This study addresses the challenge of real-time updating and inference for streaming economic and financial data within traditional semiparametric econometric models. To this end, we propose an online learning framework tailored to semiparametric monotonic index models. Our approach employs a two-stage paradigm that integrates globally stable online initialization, an orthogonalized score-based updating mechanism, and an online sieve method, enabling joint estimation of finite-dimensional parameters and the unknown monotonic link function using only the most recent data batch. The estimator achieves optimal convergence rates and innovatively supports real-time construction of confidence regions and policy effect analysis. Extensive simulations and empirical experiments demonstrate that our method substantially outperforms full-sample alternatives while offering markedly improved computational efficiency.

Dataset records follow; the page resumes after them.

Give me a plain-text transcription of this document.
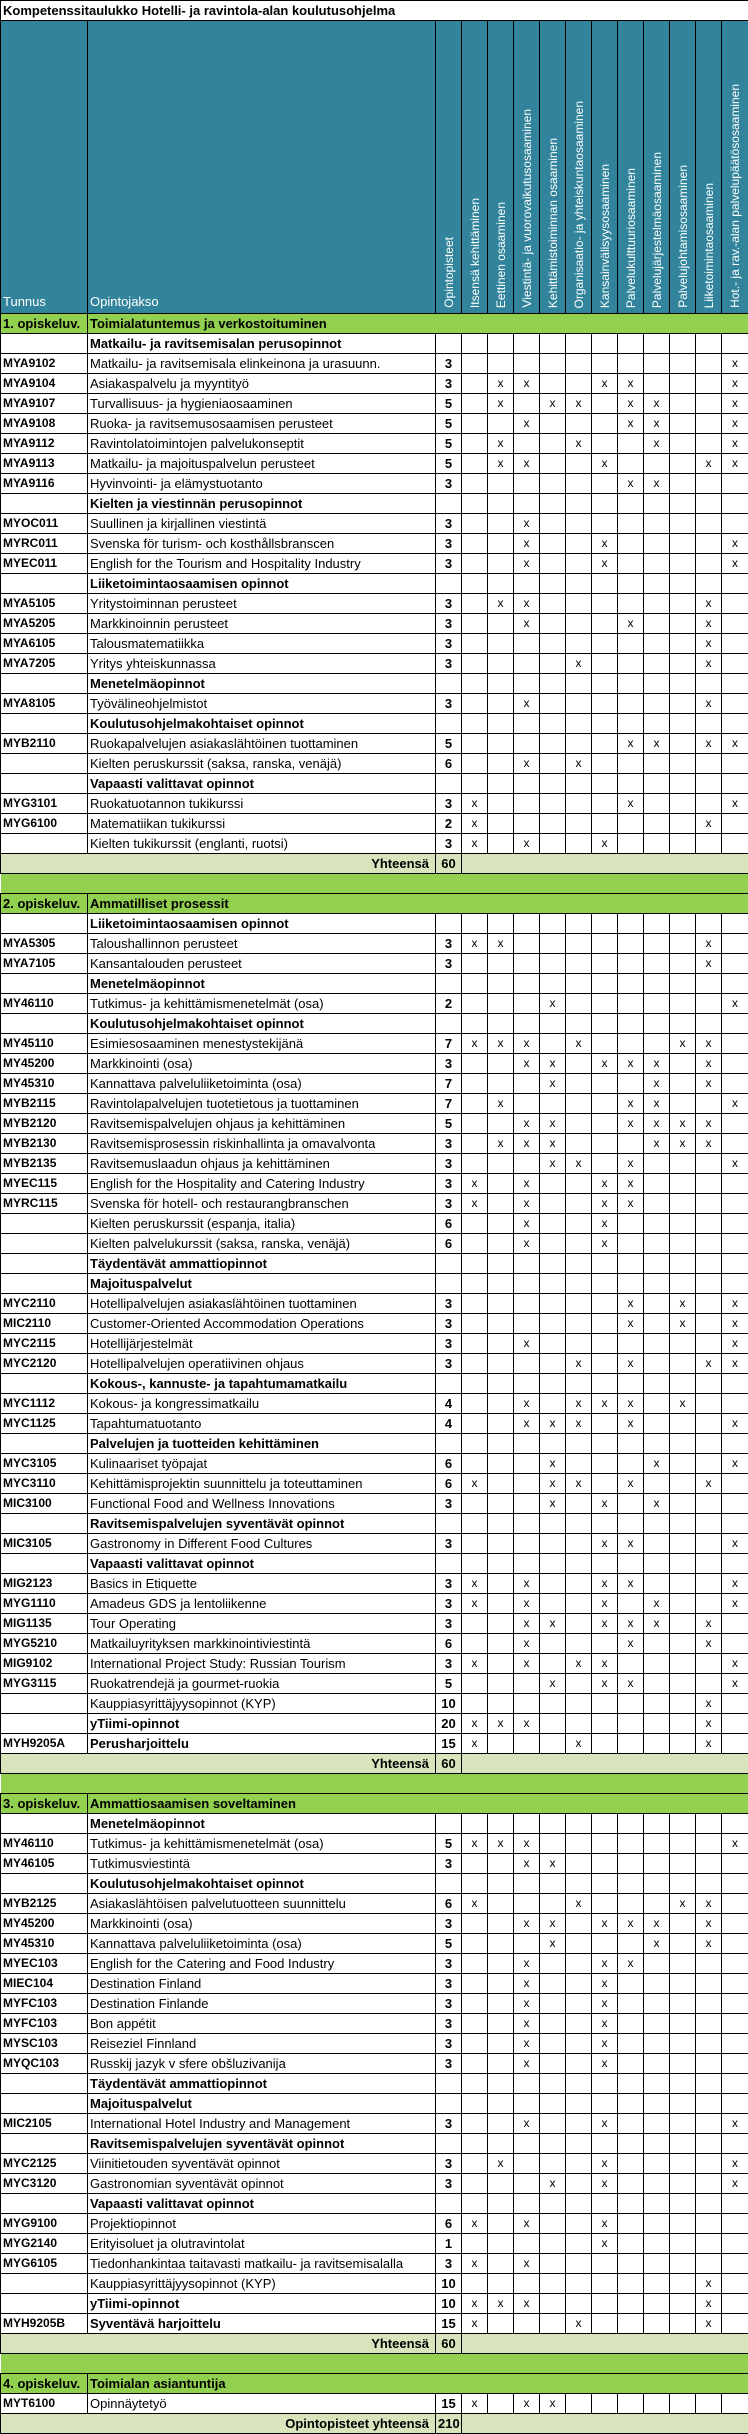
Kompetenssitaulukko Hotelli- ja ravintola-alan koulutusohjelma													
Tunnus	Opintojakso	Opintopisteet	Itsensä kehittäminen	Eettinen osaaminen	Viestintä- ja vuorovaikutusosaaminen	Kehittämistoiminnan osaaminen	Organisaatio- ja yhteiskuntaosaaminen	Kansainvälisyysosaaminen	Palvelukulttuuriosaaminen	Palvelujärjestelmäosaaminen	Palvelujohtamisosaaminen	Liiketoimintaosaaminen	Hot.- ja rav.-alan palvelupäätösosaaminen
1. opiskeluv.	Toimialatuntemus ja verkostoituminen												
	Matkailu- ja ravitsemisalan perusopinnot												
MYA9102	Matkailu- ja ravitsemisala elinkeinona ja urasuunn.	3											x
MYA9104	Asiakaspalvelu ja myyntityö	3		x	x			x	x				x
MYA9107	Turvallisuus- ja hygieniaosaaminen	5		x		x	x		x	x			x
MYA9108	Ruoka- ja ravitsemusosaamisen perusteet	5			x				x	x			x
MYA9112	Ravintolatoimintojen palvelukonseptit	5		x			x			x			x
MYA9113	Matkailu- ja majoituspalvelun perusteet	5		x	x			x				x	x
MYA9116	Hyvinvointi- ja elämystuotanto	3							x	x			
	Kielten ja viestinnän perusopinnot												
MYOC011	Suullinen ja kirjallinen viestintä	3			x								
MYRC011	Svenska för turism- och kosthållsbranscen	3			x			x					x
MYEC011	English for the Tourism and Hospitality Industry	3			x			x					x
	Liiketoimintaosaamisen opinnot												
MYA5105	Yritystoiminnan perusteet	3		x	x							x	
MYA5205	Markkinoinnin perusteet	3			x				x			x	
MYA6105	Talousmatematiikka	3										x	
MYA7205	Yritys yhteiskunnassa	3					x					x	
	Menetelmäopinnot												
MYA8105	Työvälineohjelmistot	3			x							x	
	Koulutusohjelmakohtaiset opinnot												
MYB2110	Ruokapalvelujen asiakaslähtöinen tuottaminen	5							x	x		x	x
	Kielten peruskurssit (saksa, ranska, venäjä)	6			x		x						
	Vapaasti valittavat opinnot												
MYG3101	Ruokatuotannon tukikurssi	3	x						x				x
MYG6100	Matematiikan tukikurssi	2	x									x	
	Kielten tukikurssit (englanti, ruotsi)	3	x		x			x					
Yhteensä		60											

2. opiskeluv.	Ammatilliset prosessit												
	Liiketoimintaosaamisen opinnot												
MYA5305	Taloushallinnon perusteet	3	x	x								x	
MYA7105	Kansantalouden perusteet	3										x	
	Menetelmäopinnot												
MY46110	Tutkimus- ja kehittämismenetelmät (osa)	2				x							x
	Koulutusohjelmakohtaiset opinnot												
MY45110	Esimiesosaaminen menestystekijänä	7	x	x	x		x				x	x	
MY45200	Markkinointi (osa)	3			x	x		x	x	x		x	
MY45310	Kannattava palveluliiketoiminta (osa)	7				x				x		x	
MYB2115	Ravintolapalvelujen tuotetietous ja tuottaminen	7		x					x	x			x
MYB2120	Ravitsemispalvelujen ohjaus ja kehittäminen	5			x	x			x	x	x	x	
MYB2130	Ravitsemisprosessin riskinhallinta ja omavalvonta	3		x	x	x				x	x	x	
MYB2135	Ravitsemuslaadun ohjaus ja kehittäminen	3				x	x		x				x
MYEC115	English for the Hospitality and Catering Industry	3	x		x			x	x				
MYRC115	Svenska för hotell- och restaurangbranschen	3	x		x			x	x				
	Kielten peruskurssit (espanja, italia)	6			x			x					
	Kielten palvelukurssit (saksa, ranska, venäjä)	6			x			x					
	Täydentävät ammattiopinnot												
	Majoituspalvelut												
MYC2110	Hotellipalvelujen asiakaslähtöinen tuottaminen	3							x		x		x
MIC2110	Customer-Oriented Accommodation Operations	3							x		x		x
MYC2115	Hotellijärjestelmät	3			x								x
MYC2120	Hotellipalvelujen operatiivinen ohjaus	3					x		x			x	x
	Kokous-, kannuste- ja tapahtumamatkailu												
MYC1112	Kokous- ja kongressimatkailu	4			x		x	x	x		x		
MYC1125	Tapahtumatuotanto	4			x	x	x		x				x
	Palvelujen ja tuotteiden kehittäminen												
MYC3105	Kulinaariset työpajat	6				x				x			x
MYC3110	Kehittämisprojektin suunnittelu ja toteuttaminen	6	x			x	x		x			x	
MIC3100	Functional Food and Wellness Innovations	3				x		x		x			
	Ravitsemispalvelujen syventävät opinnot												
MIC3105	Gastronomy in Different Food Cultures	3						x	x				x
	Vapaasti valittavat opinnot												
MIG2123	Basics in Etiquette	3	x		x			x	x				x
MYG1110	Amadeus GDS ja lentoliikenne	3	x		x			x		x			x
MIG1135	Tour Operating	3			x	x		x	x	x		x	
MYG5210	Matkailuyrityksen markkinointiviestintä	6			x				x			x	
MIG9102	International Project Study: Russian Tourism	3	x		x		x	x					x
MYG3115	Ruokatrendejä ja gourmet-ruokia	5				x		x	x				x
	Kauppiasyrittäjyysopinnot (KYP)	10										x	
	yTiimi-opinnot	20	x	x	x							x	
MYH9205A	Perusharjoittelu	15	x				x					x	
Yhteensä		60											

3. opiskeluv.	Ammattiosaamisen soveltaminen												
	Menetelmäopinnot												
MY46110	Tutkimus- ja kehittämismenetelmät (osa)	5	x	x	x								x
MY46105	Tutkimusviestintä	3			x	x							
	Koulutusohjelmakohtaiset opinnot												
MYB2125	Asiakaslähtöisen palvelutuotteen suunnittelu	6	x				x				x	x	
MY45200	Markkinointi (osa)	3			x	x		x	x	x		x	
MY45310	Kannattava palveluliiketoiminta (osa)	5				x				x		x	
MYEC103	English for the Catering and Food Industry	3			x			x	x				
MIEC104	Destination Finland	3			x			x					
MYFC103	Destination Finlande	3			x			x					
MYFC103	Bon appétit	3			x			x					
MYSC103	Reiseziel Finnland	3			x			x					
MYQC103	Russkij jazyk v sfere obšluzivanija	3			x			x					
	Täydentävät ammattiopinnot												
	Majoituspalvelut												
MIC2105	International Hotel Industry and Management	3			x			x					x
	Ravitsemispalvelujen syventävät opinnot												
MYC2125	Viinitietouden syventävät opinnot	3		x				x					x
MYC3120	Gastronomian syventävät opinnot	3				x		x					x
	Vapaasti valittavat opinnot												
MYG9100	Projektiopinnot	6	x		x			x					
MYG2140	Erityisoluet ja olutravintolat	1						x					
MYG6105	Tiedonhankintaa taitavasti matkailu- ja ravitsemisalalla	3	x		x								
	Kauppiasyrittäjyysopinnot (KYP)	10										x	
	yTiimi-opinnot	10	x	x	x							x	
MYH9205B	Syventävä harjoittelu	15	x				x					x	
Yhteensä		60											

4. opiskeluv.	Toimialan asiantuntija												
MYT6100	Opinnäytetyö	15	x		x	x							
Opintopisteet yhteensä		210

Data in modern economic and financial applications often arrive as a stream, requiring models and inference to be updated in real time -- yet most semiparametric methods remain batch-based and computationally impractical in large-scale streaming settings. We develop an online learning framework for semiparametric monotone index models with an unknown monotone link function. Our approach uses a two-phase learning paradigm. In a warm-start phase, we introduce a new online algorithm for the finite-dimensional parameter that is globally stable, yielding consistent estimation from arbitrary initialization. In a subsequent rate-optimal phase, we update the finite-dimensional parameter using an orthogonalized score while learning the unknown link via an online sieve method; this phase achieves optimal convergence rates for both components. The procedure processes only the most recent data batch, making it suitable when data cannot be stored (e.g., memory, privacy, or security constraints), and its resulting parameter trajectories enable online inference such as confidence regions--on parameters including policy-effect analysis with negligible additional computation. Monte Carlo experiments on both simulated and real data show adequate performance especially relative to full sample methods.